Источниками книги, наряду с тематической папкой о политотделах МТС из АП РФ, стали документы Центрального архива Федеральной службы безопасности Российской Федерации (ЦА ФСБ РФ), Российского государственного архива социально-политической истории (РГАСПИ), Российского государственного архива экономики (РГАЭ), Государственного архива Российской Федерации (ГАРФ), ряда региональных архивов. Также в ней использованы опубликованные источники, выявленные или изученные авторами в рамках международных проектов «Советская деревня глазами ВЧК-ОГПУ-НКВД», «Голод в СССР. 1929–1934 гг.» и др.

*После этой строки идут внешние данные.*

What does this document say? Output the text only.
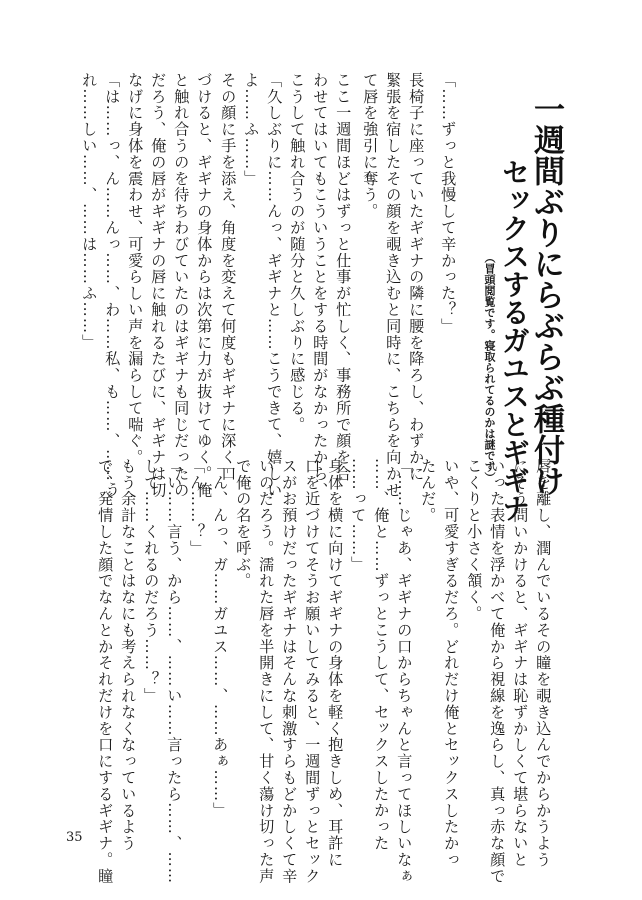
一週間ぶりにらぶらぶ種付け
セックスするガユスとギギナ
（冒頭閲覧です。寝取られてるのかは謎です）
「……ずっと我慢して辛かった？」
長椅子に座っていたギギナの隣に腰を降ろし、わずかに
緊張を宿したその顔を覗き込むと同時に、こちらを向かせ
て唇を強引に奪う。
ここ一週間ほどはずっと仕事が忙しく、事務所で顔を合
わせてはいてもこういうことをする時間がなかったから、
こうして触れ合うのが随分と久しぶりに感じる。
「久しぶりに……んっ、ギギナと……こうできて、嬉しい
よ……ふ……」
その顔に手を添え、角度を変えて何度もギギナに深く口
づけると、ギギナの身体からは次第に力が抜けてゆく。俺
と触れ合うのを待ちわびていたのはギギナも同じだったの
だろう、俺の唇がギギナの唇に触れるたびに、ギギナは切
なげに身体を震わせ、可愛らしい声を漏らして喘ぐ。
「は……っ、ん……んっ……、わ……私、も……、……う
れ……しい……、……は……ふ……」
唇を離し、潤んでいるその瞳を覗き込んでからかうよう
にそう問いかけると、ギギナは恥ずかしくて堪らないと
いった表情を浮かべて俺から視線を逸らし、真っ赤な顔で
こくりと小さく頷く。
いや、可愛すぎるだろ。どれだけ俺とセックスしたかっ
たんだ。
「……じゃあ、ギギナの口からちゃんと言ってほしいなぁ
……、俺と……ずっとこうして、セックスしたかった
……って……」
身体を横に向けてギギナの身体を軽く抱きしめ、耳許に
口を近づけてそうお願いしてみると、一週間ずっとセック
スがお預けだったギギナはそんな刺激すらもどかしくて辛
いのだろう。濡れた唇を半開きにして、甘く蕩け切った声
で俺の名を呼ぶ。
「ん、んっ、ガ……ガユス……、……あぁ……」
「ん……？」
「い……言う、から……、……い……言ったら……、……
して……くれるのだろう……？」
もう余計なことはなにも考えられなくなっているよう
で、発情した顔でなんとかそれだけを口にするギギナ。瞳
35
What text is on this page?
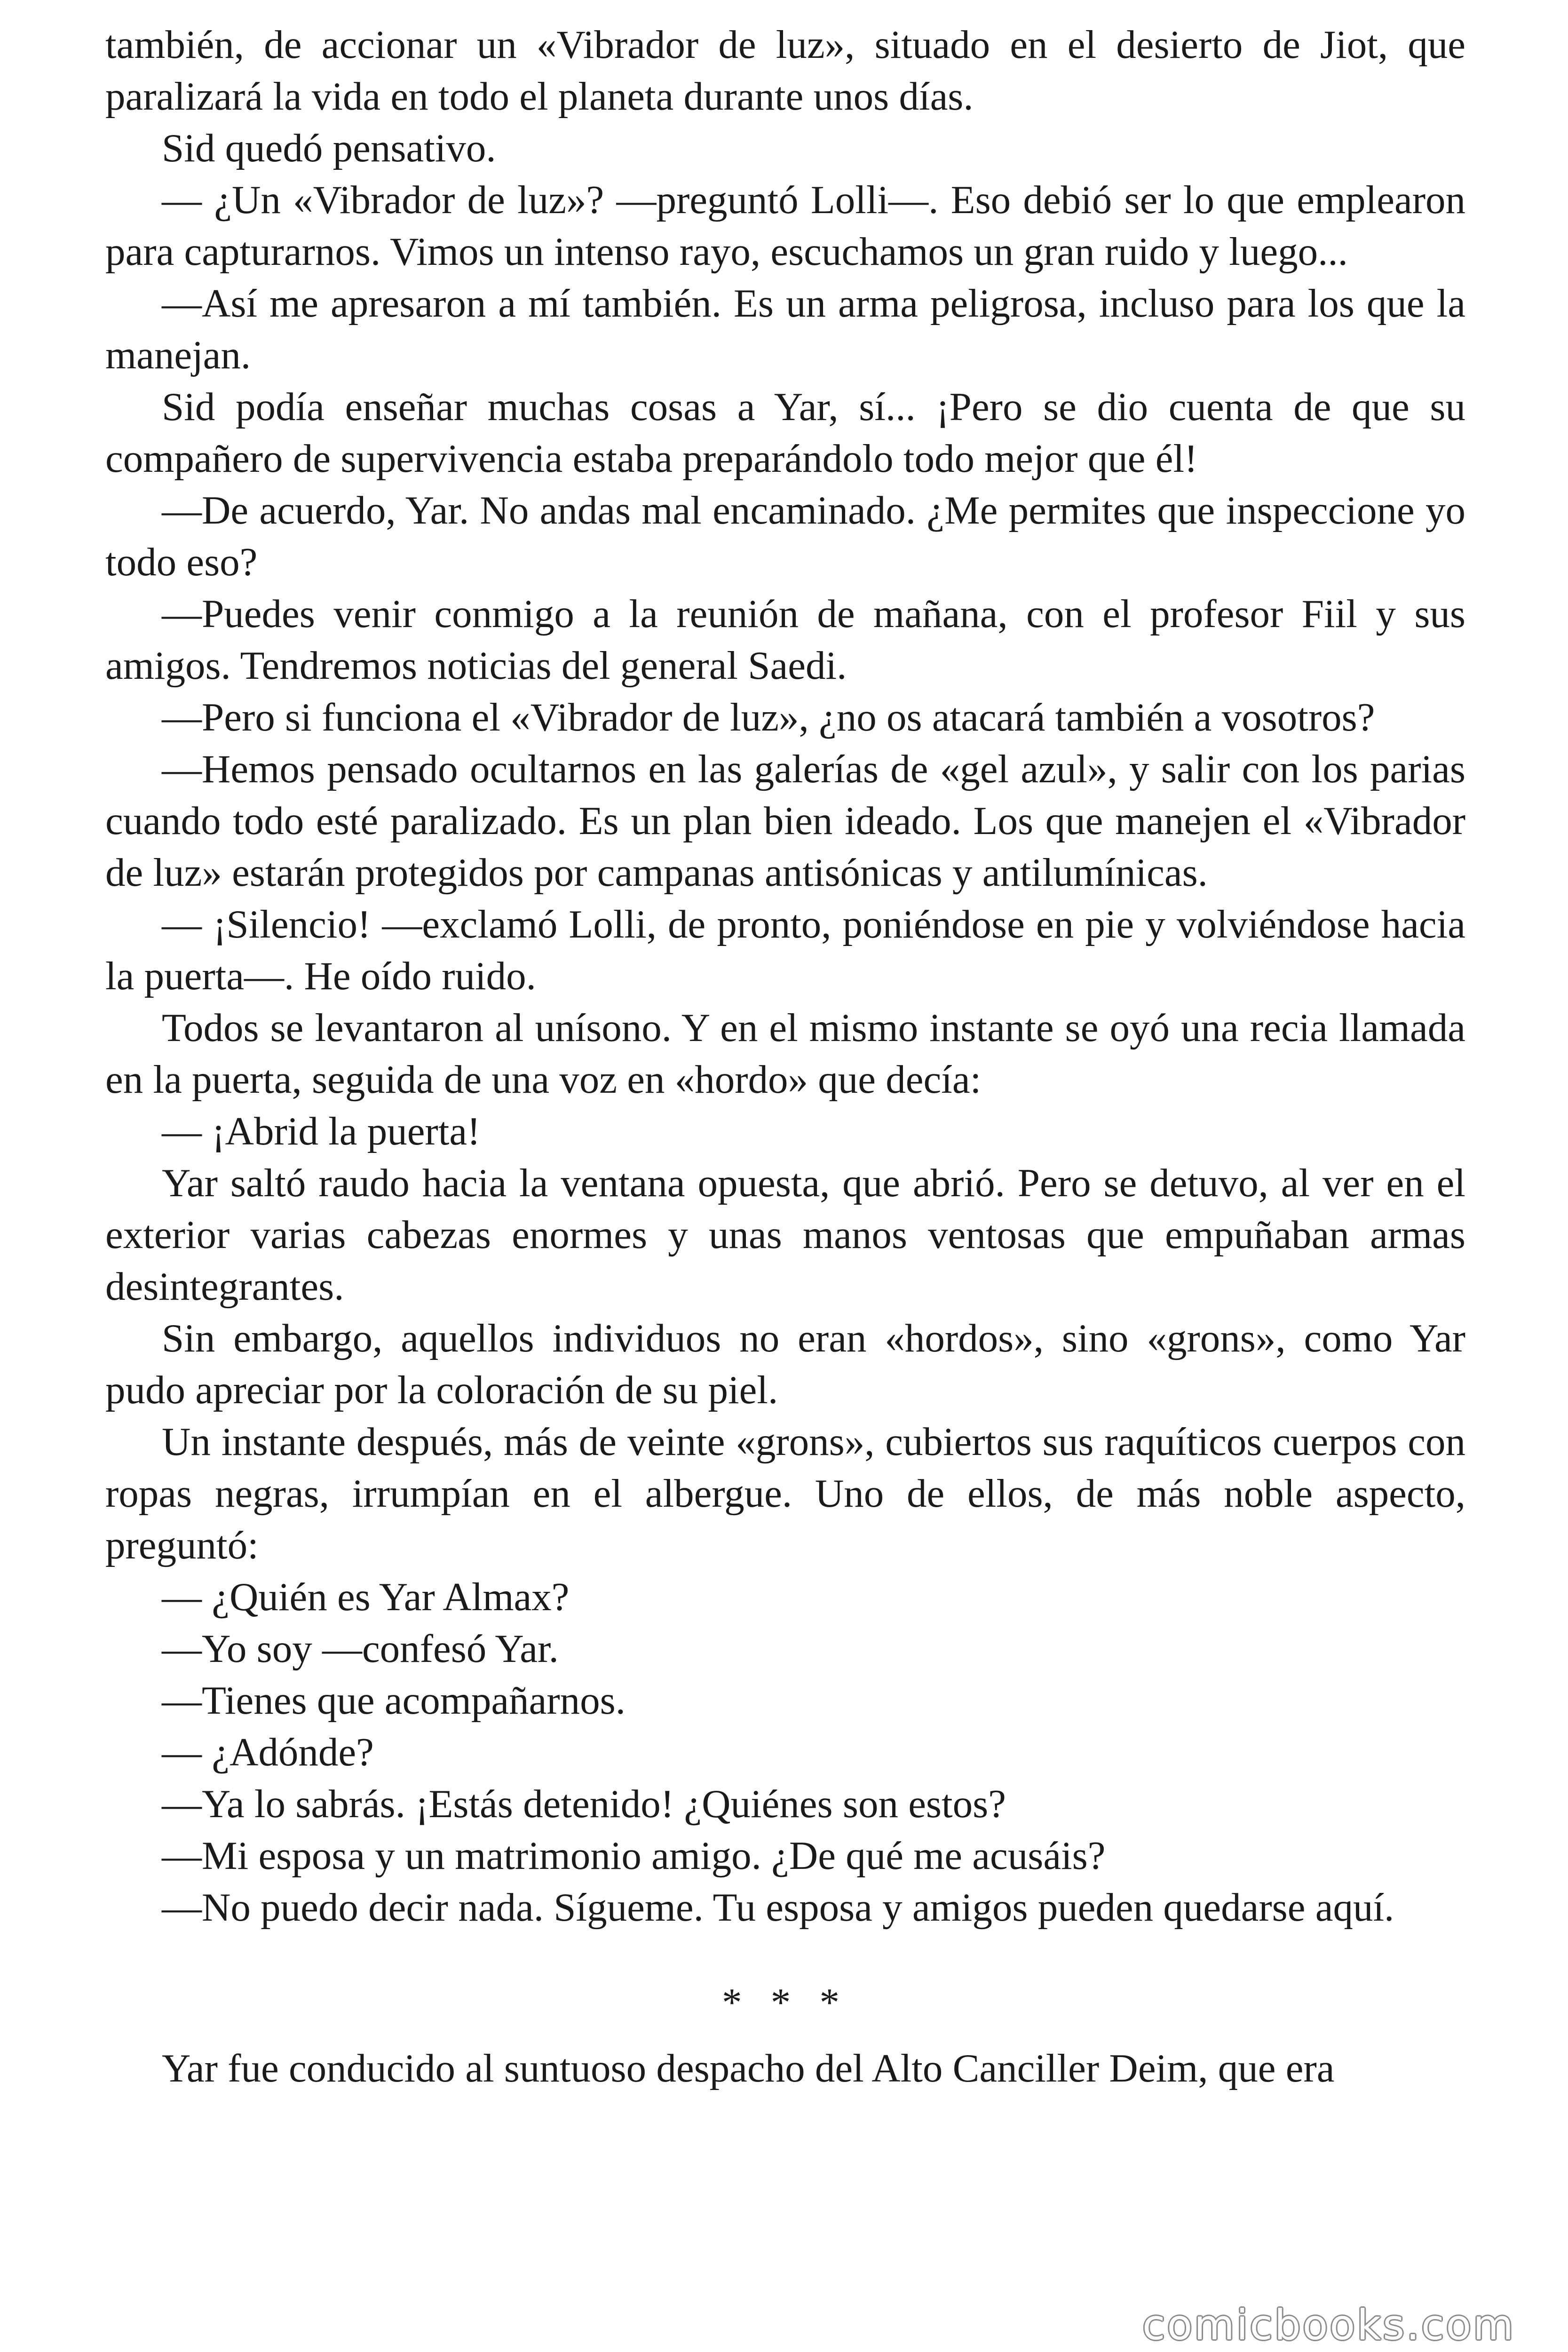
también, de accionar un «Vibrador de luz», situado en el desierto de Jiot, que paralizará la vida en todo el planeta durante unos días.

Sid quedó pensativo.

— ¿Un «Vibrador de luz»? —preguntó Lolli—. Eso debió ser lo que emplearon para capturarnos. Vimos un intenso rayo, escuchamos un gran ruido y luego...

—Así me apresaron a mí también. Es un arma peligrosa, incluso para los que la manejan.

Sid podía enseñar muchas cosas a Yar, sí... ¡Pero se dio cuenta de que su compañero de supervivencia estaba preparándolo todo mejor que él!

—De acuerdo, Yar. No andas mal encaminado. ¿Me permites que inspeccione yo todo eso?

—Puedes venir conmigo a la reunión de mañana, con el profesor Fiil y sus amigos. Tendremos noticias del general Saedi.

—Pero si funciona el «Vibrador de luz», ¿no os atacará también a vosotros?

—Hemos pensado ocultarnos en las galerías de «gel azul», y salir con los parias cuando todo esté paralizado. Es un plan bien ideado. Los que manejen el «Vibrador de luz» estarán protegidos por campanas antisónicas y antilumínicas.

— ¡Silencio! —exclamó Lolli, de pronto, poniéndose en pie y volviéndose hacia la puerta—. He oído ruido.

Todos se levantaron al unísono. Y en el mismo instante se oyó una recia llamada en la puerta, seguida de una voz en «hordo» que decía:

— ¡Abrid la puerta!

Yar saltó raudo hacia la ventana opuesta, que abrió. Pero se detuvo, al ver en el exterior varias cabezas enormes y unas manos ventosas que empuñaban armas desintegrantes.

Sin embargo, aquellos individuos no eran «hordos», sino «grons», como Yar pudo apreciar por la coloración de su piel.

Un instante después, más de veinte «grons», cubiertos sus raquíticos cuerpos con ropas negras, irrumpían en el albergue. Uno de ellos, de más noble aspecto, preguntó:

— ¿Quién es Yar Almax?

—Yo soy —confesó Yar.

—Tienes que acompañarnos.

— ¿Adónde?

—Ya lo sabrás. ¡Estás detenido! ¿Quiénes son estos?

—Mi esposa y un matrimonio amigo. ¿De qué me acusáis?

—No puedo decir nada. Sígueme. Tu esposa y amigos pueden quedarse aquí.

* * *

Yar fue conducido al suntuoso despacho del Alto Canciller Deim, que era

comicbooks.com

Структура монографии определена исходя из анализа изученных источников, новизны содержащейся в них информации по основным аспектам проблемы. Кроме того, предложенная структура дает возможность охарактеризовать основные направления деятельности политотделов МТС в советской деревне в 1933–1934 гг. и, таким образом, убедительнее обосновать ее концептуальные оценки авторам книги.
В целях более убедительной аргументации и наглядного представления специфики этой деятельности политотделов МТС авторы посчитали целесообразным как можно чаще «предоставлять слово документу», то есть использовать в книге значительные извлечения из текстов архивных документов, в том числе впервые вводимых в научный оборот.
Монография подготовлена в рамках научно-исследовательской программы Центра экономической истории Института российской истории РАН.